Après avoir essayé de donner une idée des recherches de de Saussure dans les parties qui avoisinent les Alpes centrales, ou qui les circonscrivent à une distance plus ou moins grande, nous passerons à ses excursions, exécutées à diverses reprises, dans le centre même de la chaîne et dont les résultats ont plus d’intérêt encore que les précédents.

« Le Mont-Blanc est une des montagnes de l’Europe dont la connaissance paraîtrait devoir répandre le plus de jour sur la théorie de la terre[1]. » Cette première phrase de la relation du voyage entrepris au mois de juillet 1778 montre bien toute la confiance qu’avait alors de Saussure dans l’étude des montagnes ; pour lui, comme pour bien des naturalistes de son temps, l’importance d’un phénomène se mesurait sur sa grandeur physique.

Dans ce voyage, alors qu’il n’avait encore aucune preuve directe du redressement des couches, l’étude des montagnes secondaires des environs de Bonneville, de Cluse, lui en fait bien naître l’idée ; mais il ne va pas au delà.
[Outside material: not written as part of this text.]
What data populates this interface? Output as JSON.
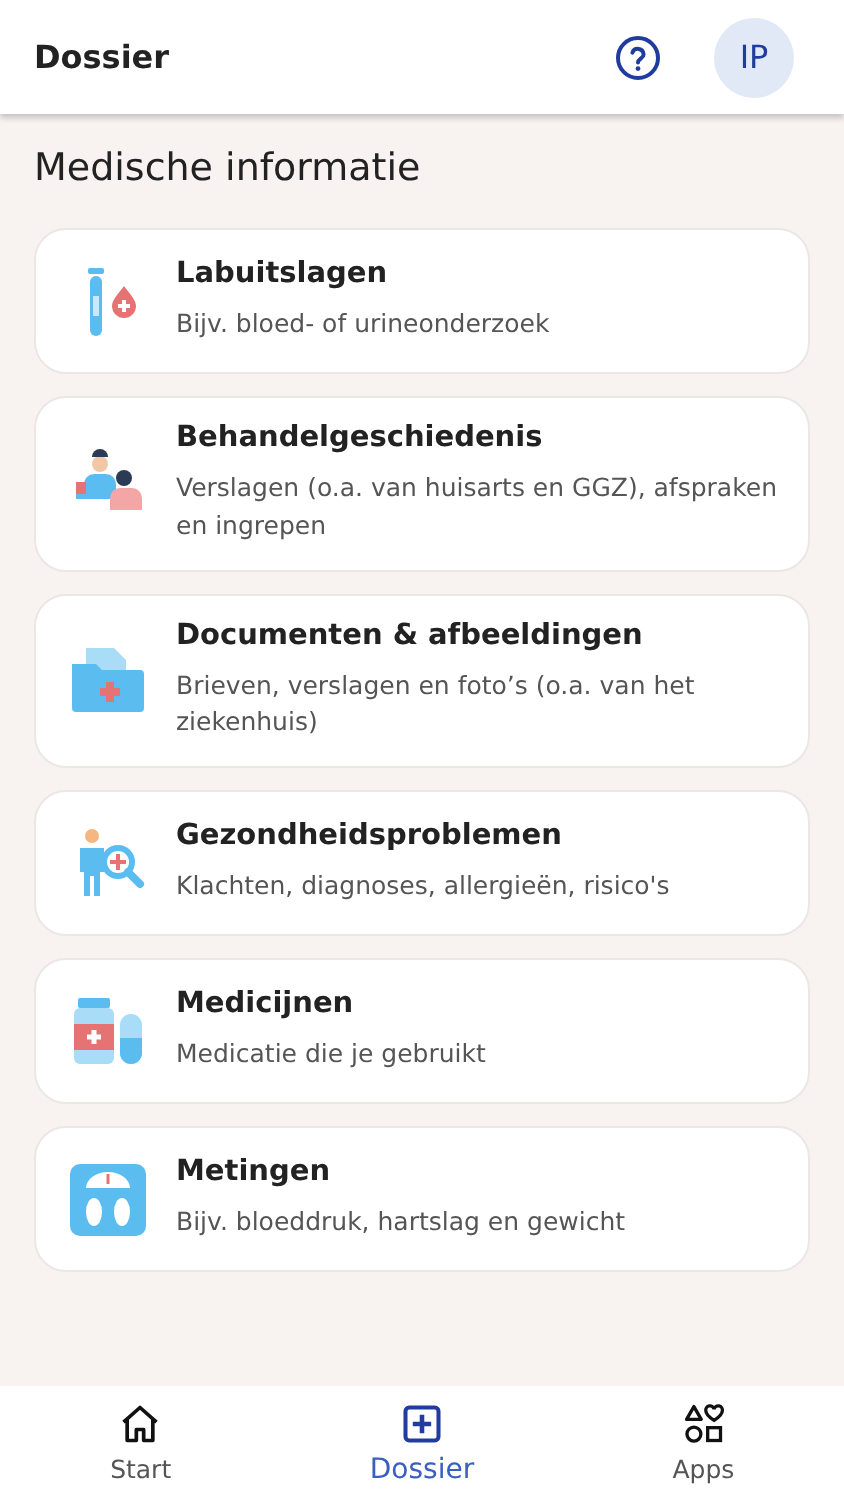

Il y distingue des pierres brunes, feuilletées, des pierres grises, calcaires et argileuses, et rien de plus. La belle voûte de la cascade d’Arpenaz et quelques autres accidents semblables lui suggèrent la pensée qu’ils doivent leur disposition à l’action des feux souterrains. « Mais, dit-il (p. 399), malgré ces observations, ce n’est pas sans peine que j’ai recours à ces agents presque surnaturels, surtout quand je n’aperçois aucun de leurs vestiges ; car cette montagne et celles d’alentour ne laissent apercevoir aucune trace du feu. » D’autres exemples de dislocations plus compliquées, lui font encore dire (p. 401) : « La cristallisation peut seule, à mon avis, rendre raison de ces bizarreries. » Un peu avant Saint-Martin, les schistes ardoises alternent avec les lits de calcaires noirs. La direction et l’inclinaison des couches sont toujours constatées avec soin ; mais quelle pouvait en être l’utilité, dès que l’on croyait à la cristallisation ? à moins qu’on ne considérât les

  1. Voyage dans les Alpes, vol. I, seconde partie, p. 355, 1786.